La colesterolemia totale è un indice poco attendibile di rischio cardiovascolare, comunque si collochi il suo valore massimo. Trova ancora largo impiego, perché si dà per scontato che tutti abbiano il valore Hdl (colesterolo buono) basso; il rischio cardiovascolare, però, non nasce da una colesterolemia totale alta, ma da un alto rapporto tra questa e l’Hdl. La paura della malattia chiamata "ipercolesterolemia", nonostante queste chiare evidenze scientifiche, è diventata nel giro di pochi anni una delle principali preoccupazioni di milioni di occidentali. Per chi produce e vende medicine la diffusione di tale paura ha fruttato ingenti guadagni: diverse nazioni negli ultimi anni hanno speso di più per i farmaci anticolesterolo che per ogni altro genere di medicinali con obbligo di ricetta medica. Nel loro insieme, oggi questi farmaci generano introiti di oltre 25 miliardi di dollari all'anno per i loro produttori (la Bayer tedesca, l’anglo-svedese Astra Zeneca e la statunitense Pfizer). In realtà, come abbiamo visto, il colesterolo è una molecola essenziale, un elemento indispensabile per vivere.  Effettivamente molte persone con un elevato livello di colesterolo nel sangue hanno un rischio maggiore di ictus cerebrali e attacchi cardiaci. Però, la medicina basata sulle evidenze dice una cosa più importante: avere il colesterolo alto è solo uno dei tanti fattori che influiscono sulle probabilità di sviluppare disturbi cardiaci insieme a ipertensione, diabete, obesità, fumo, familiarità.  
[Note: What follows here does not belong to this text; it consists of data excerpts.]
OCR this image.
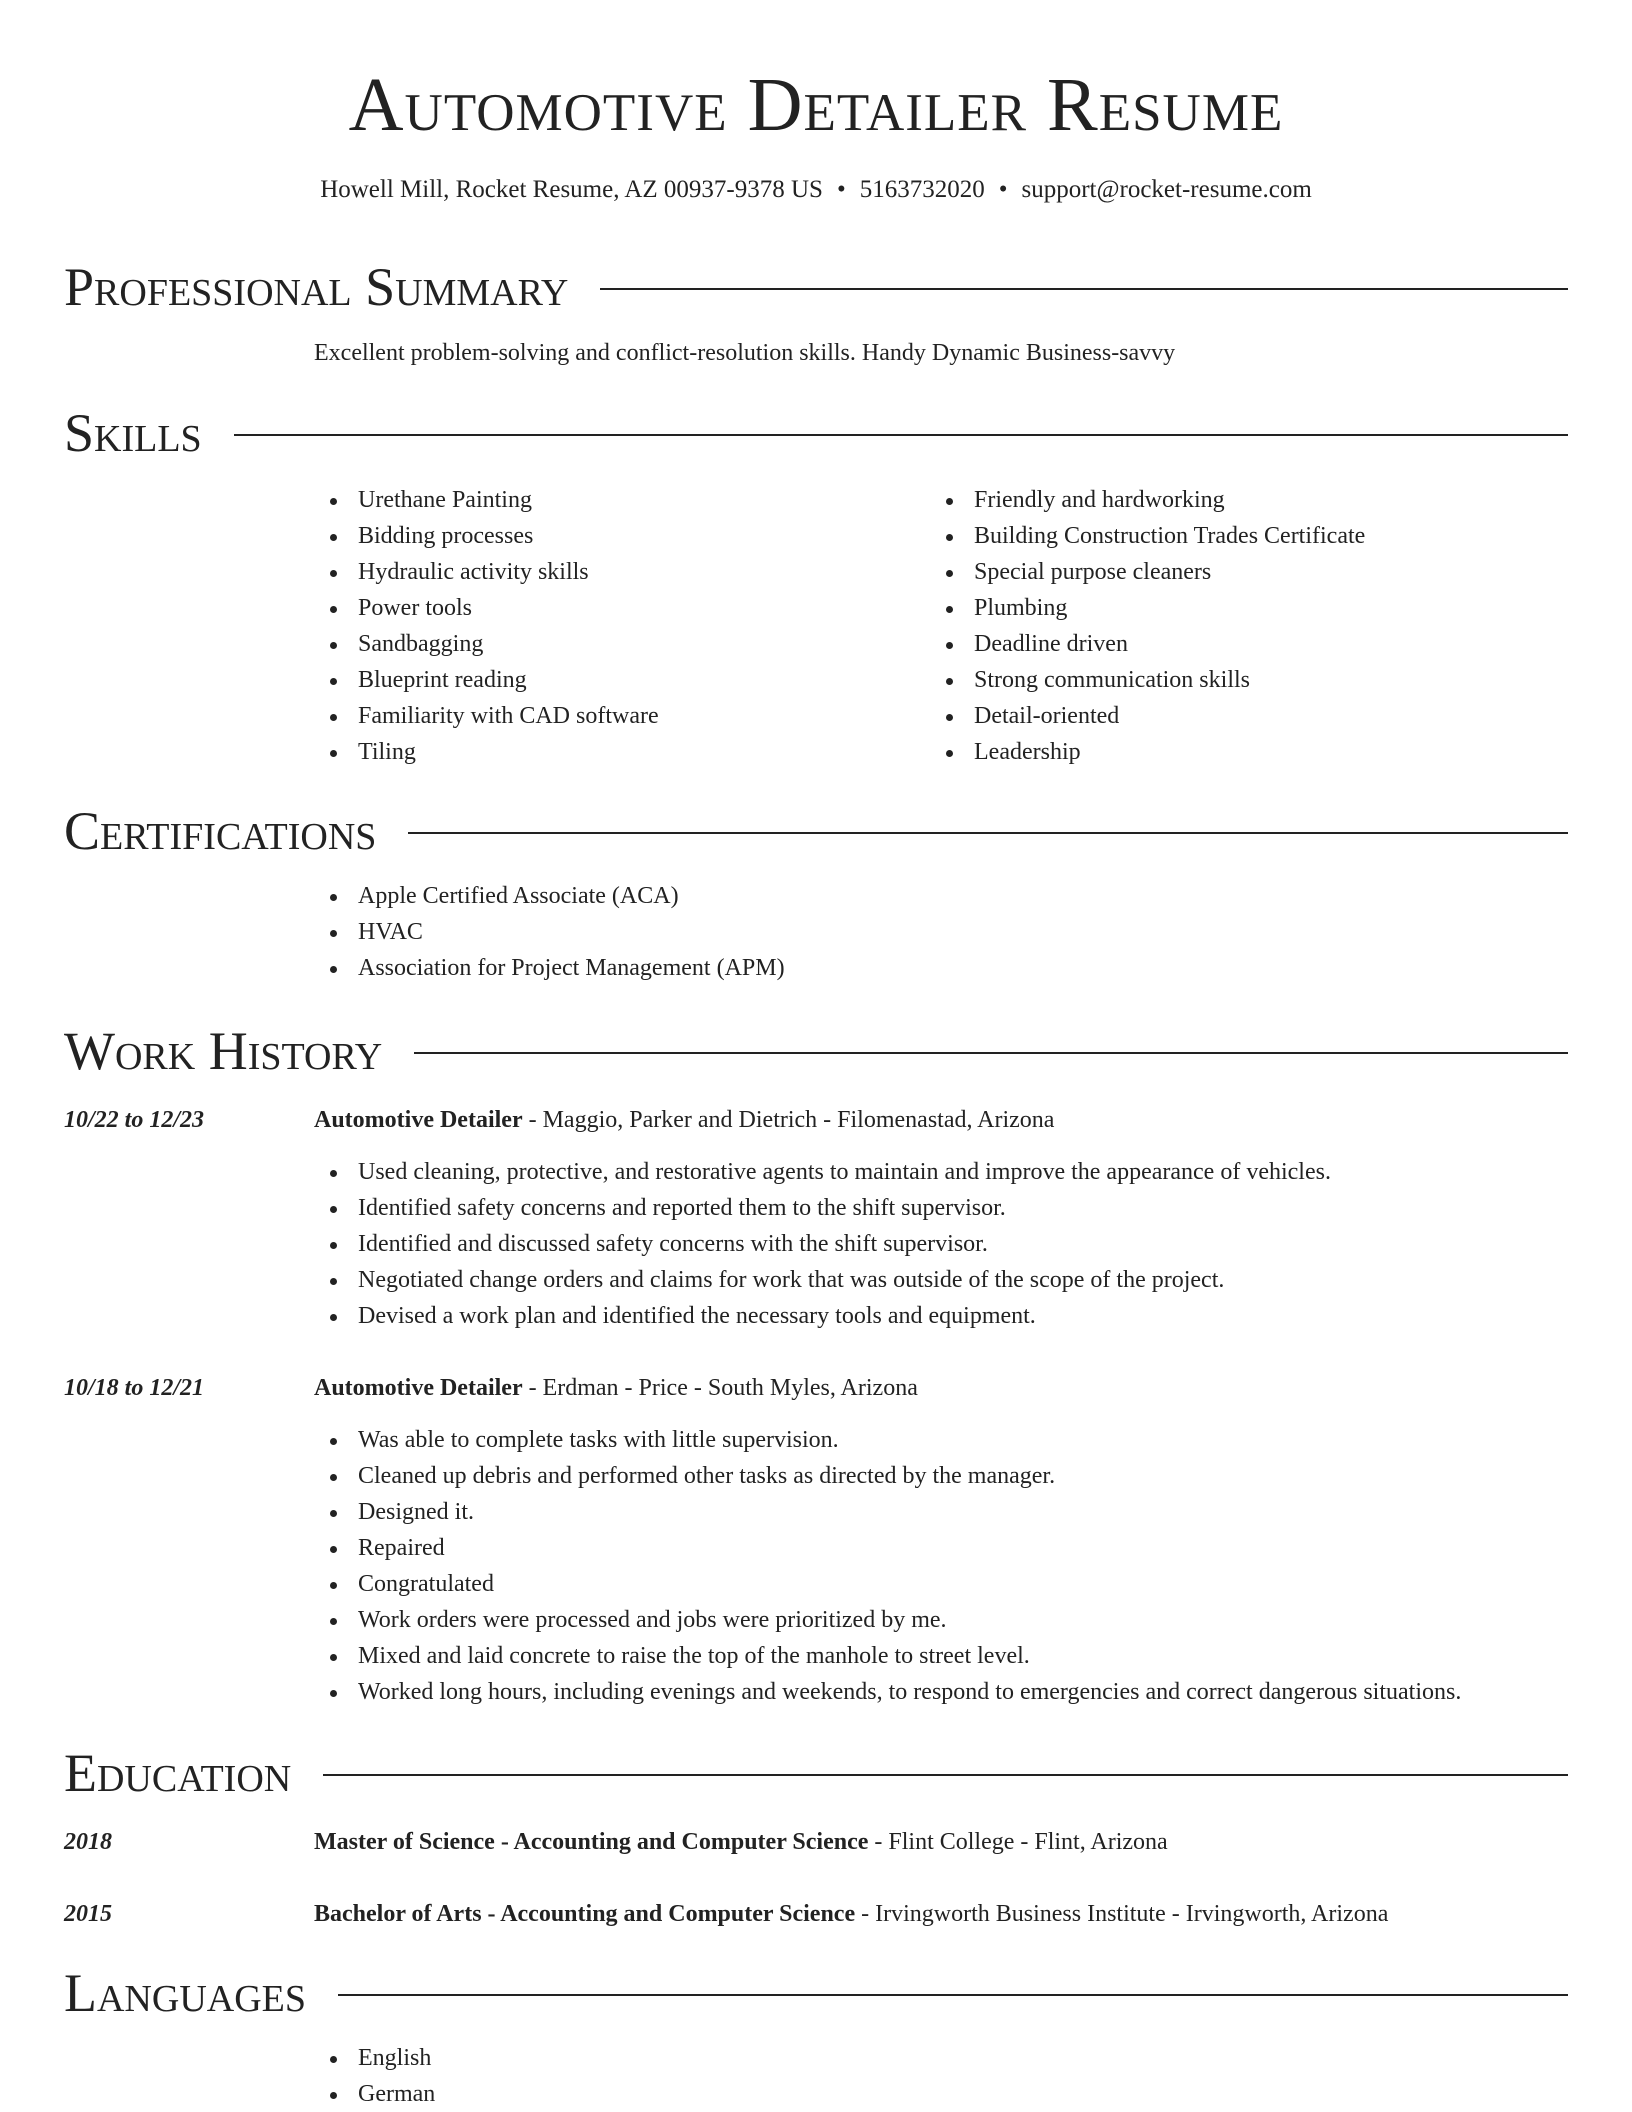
Automotive Detailer Resume
Howell Mill, Rocket Resume, AZ 00937-9378 US • 5163732020 • support@rocket-resume.com
Professional Summary
Excellent problem-solving and conflict-resolution skills. Handy Dynamic Business-savvy
Skills
Urethane Painting
Bidding processes
Hydraulic activity skills
Power tools
Sandbagging
Blueprint reading
Familiarity with CAD software
Tiling
Friendly and hardworking
Building Construction Trades Certificate
Special purpose cleaners
Plumbing
Deadline driven
Strong communication skills
Detail-oriented
Leadership
Certifications
Apple Certified Associate (ACA)
HVAC
Association for Project Management (APM)
Work History
10/22 to 12/23	Automotive Detailer - Maggio, Parker and Dietrich - Filomenastad, Arizona
Used cleaning, protective, and restorative agents to maintain and improve the appearance of vehicles.
Identified safety concerns and reported them to the shift supervisor.
Identified and discussed safety concerns with the shift supervisor.
Negotiated change orders and claims for work that was outside of the scope of the project.
Devised a work plan and identified the necessary tools and equipment.
10/18 to 12/21	Automotive Detailer - Erdman - Price - South Myles, Arizona
Was able to complete tasks with little supervision.
Cleaned up debris and performed other tasks as directed by the manager.
Designed it.
Repaired
Congratulated
Work orders were processed and jobs were prioritized by me.
Mixed and laid concrete to raise the top of the manhole to street level.
Worked long hours, including evenings and weekends, to respond to emergencies and correct dangerous situations.
Education
2018	Master of Science - Accounting and Computer Science - Flint College - Flint, Arizona
2015	Bachelor of Arts - Accounting and Computer Science - Irvingworth Business Institute - Irvingworth, Arizona
Languages
English
German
Secondo molti specialisti della prevenzione i nuovi farmaci che abbassano il colesterolo – le famose statine – hanno un senso solo nei casi di persone che abbiano già avuto disturbi cardiaci; per la maggioranza delle persone sane esistono 3 provvedimenti molto più economici, sicuri ed efficaci: migliorare la propria dieta, fare più movimento e smettere di fumare.   
La definizione di ipercolesterolemia - l'abbiamo visto -  viene periodicamente rivista. Sembra interessante notare - come nel caso dell’ipertensione e della iperglicemia - quanto la condizione di "colesterolo alto” sia stata progressivamente ampliata per poter classificare come malate un numero sempre maggiore di persone sane.
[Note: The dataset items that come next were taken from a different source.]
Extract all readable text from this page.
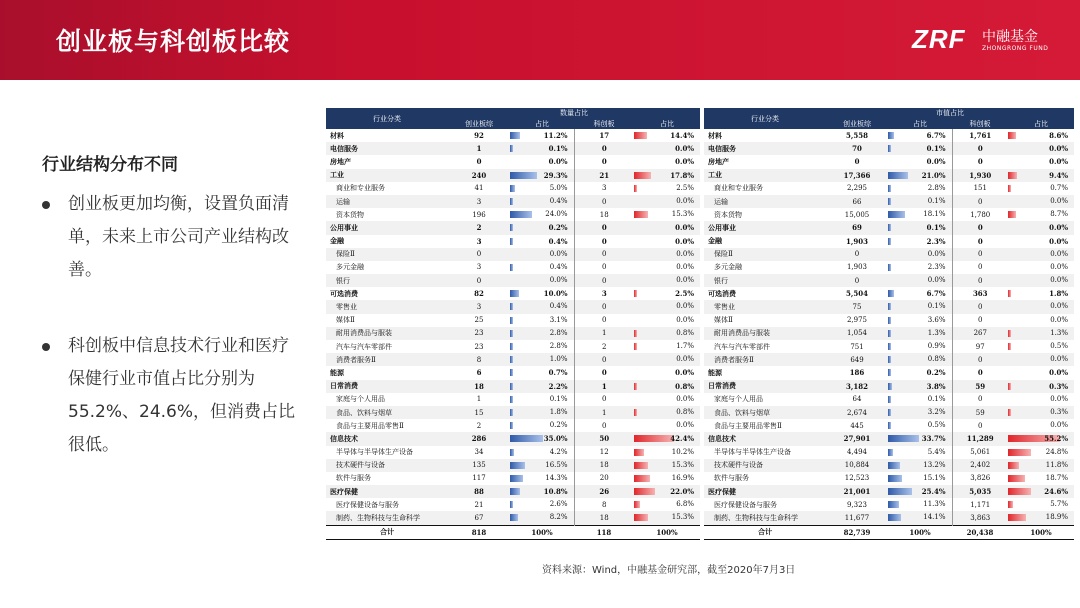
创业板与科创板比较	ZRF 中融基金
ZHONGRONG FUND
行业结构分布不同
创业板更加均衡，设置负面清单，未来上市公司产业结构改善。
科创板中信息技术行业和医疗保健行业市值占比分别为55.2%、24.6%，但消费占比很低。
行业分类	数量占比			
	创业板综	占比	科创板	占比
材料	92	11.2%	17	14.4%

电信服务	1	0.1%	0	0.0%

房地产	0	0.0%	0	0.0%

工业	240	29.3%	21	17.8%

商业和专业服务	41	5.0%	3	2.5%

运输	3	0.4%	0	0.0%

资本货物	196	24.0%	18	15.3%

公用事业	2	0.2%	0	0.0%

金融	3	0.4%	0	0.0%

保险Ⅱ	0	0.0%	0	0.0%

多元金融	3	0.4%	0	0.0%

银行	0	0.0%	0	0.0%

可选消费	82	10.0%	3	2.5%

零售业	3	0.4%	0	0.0%

媒体Ⅱ	25	3.1%	0	0.0%

耐用消费品与服装	23	2.8%	1	0.8%

汽车与汽车零部件	23	2.8%	2	1.7%

消费者服务Ⅱ	8	1.0%	0	0.0%

能源	6	0.7%	0	0.0%

日常消费	18	2.2%	1	0.8%

家庭与个人用品	1	0.1%	0	0.0%

食品、饮料与烟草	15	1.8%	1	0.8%

食品与主要用品零售Ⅱ	2	0.2%	0	0.0%

信息技术	286	35.0%	50	42.4%

半导体与半导体生产设备	34	4.2%	12	10.2%

技术硬件与设备	135	16.5%	18	15.3%

软件与服务	117	14.3%	20	16.9%

医疗保健	88	10.8%	26	22.0%

医疗保健设备与服务	21	2.6%	8	6.8%

制药、生物科技与生命科学	67	8.2%	18	15.3%

合计	818	100%	118	100%
行业分类	市值占比			
	创业板综	占比	科创板	占比
材料	5,558	6.7%	1,761	8.6%

电信服务	70	0.1%	0	0.0%

房地产	0	0.0%	0	0.0%

工业	17,366	21.0%	1,930	9.4%

商业和专业服务	2,295	2.8%	151	0.7%

运输	66	0.1%	0	0.0%

资本货物	15,005	18.1%	1,780	8.7%

公用事业	69	0.1%	0	0.0%

金融	1,903	2.3%	0	0.0%

保险Ⅱ	0	0.0%	0	0.0%

多元金融	1,903	2.3%	0	0.0%

银行	0	0.0%	0	0.0%

可选消费	5,504	6.7%	363	1.8%

零售业	75	0.1%	0	0.0%

媒体Ⅱ	2,975	3.6%	0	0.0%

耐用消费品与服装	1,054	1.3%	267	1.3%

汽车与汽车零部件	751	0.9%	97	0.5%

消费者服务Ⅱ	649	0.8%	0	0.0%

能源	186	0.2%	0	0.0%

日常消费	3,182	3.8%	59	0.3%

家庭与个人用品	64	0.1%	0	0.0%

食品、饮料与烟草	2,674	3.2%	59	0.3%

食品与主要用品零售Ⅱ	445	0.5%	0	0.0%

信息技术	27,901	33.7%	11,289	55.2%

半导体与半导体生产设备	4,494	5.4%	5,061	24.8%

技术硬件与设备	10,884	13.2%	2,402	11.8%

软件与服务	12,523	15.1%	3,826	18.7%

医疗保健	21,001	25.4%	5,035	24.6%

医疗保健设备与服务	9,323	11.3%	1,171	5.7%

制药、生物科技与生命科学	11,677	14.1%	3,863	18.9%

合计	82,739	100%	20,438	100%
资料来源：Wind，中融基金研究部，截至2020年7月3日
Secondo i National Institutes of Health (Istituti Nazionali per la Salute) negli anni '90, 13 milioni di statunitensi avrebbero avuto bisogno di essere curati con le statine. Nel 2001 un altro comitato di esperti ha riformulato le linee guida facendo salire tale numero a 36 milioni, peccato che 5 dei 14 autori di questa nuova indicazione, compreso il presidente della commissione, avessero legami finanziari con i produttori di statine. Nel 2004 un nuovo comitato di esperti ha ulteriormente aggiornato le direttive, sottolineando che, accanto all'importanza di cambiare lo stile di vita, più di 40 milioni di statunitensi avrebbero potuto trarre beneficio dall'assunzione di farmaci: stavolta tutti gli esperti tranne uno,  8 su 9,  lavoravano anche come relatori, consulenti o ricercatori per le maggiori case farmaceutiche mondiali (per approfondire l’argomento “Farmaci che ammalano e case farmaceutiche che ci trasformano in pazienti “ di R.Moynihan e A.Cassels)
P.S. Nel 2001 la Bayer ha ritirato dal commercio la cerivastatina – nome commerciale Lipobay/Baycol – dopo oltre 50 morti per rabdomiolisi. All'inizio del 2008 è stata resa pubblicata una ricerca del 2006, condotta e finanziata dai produttori di due farmaci anticolesterolo, l'ezetimibe che ne inibisce l'assorbimento intestinale e la simvastatina che ne riduce la produzione nel fegato (associati con il nome commerciale Inegy). Lo studio ha dimostrato che i due farmaci abbassano effettivamente il livello di colesterolo presente nel sangue, ma non riducono il rischio di infarto.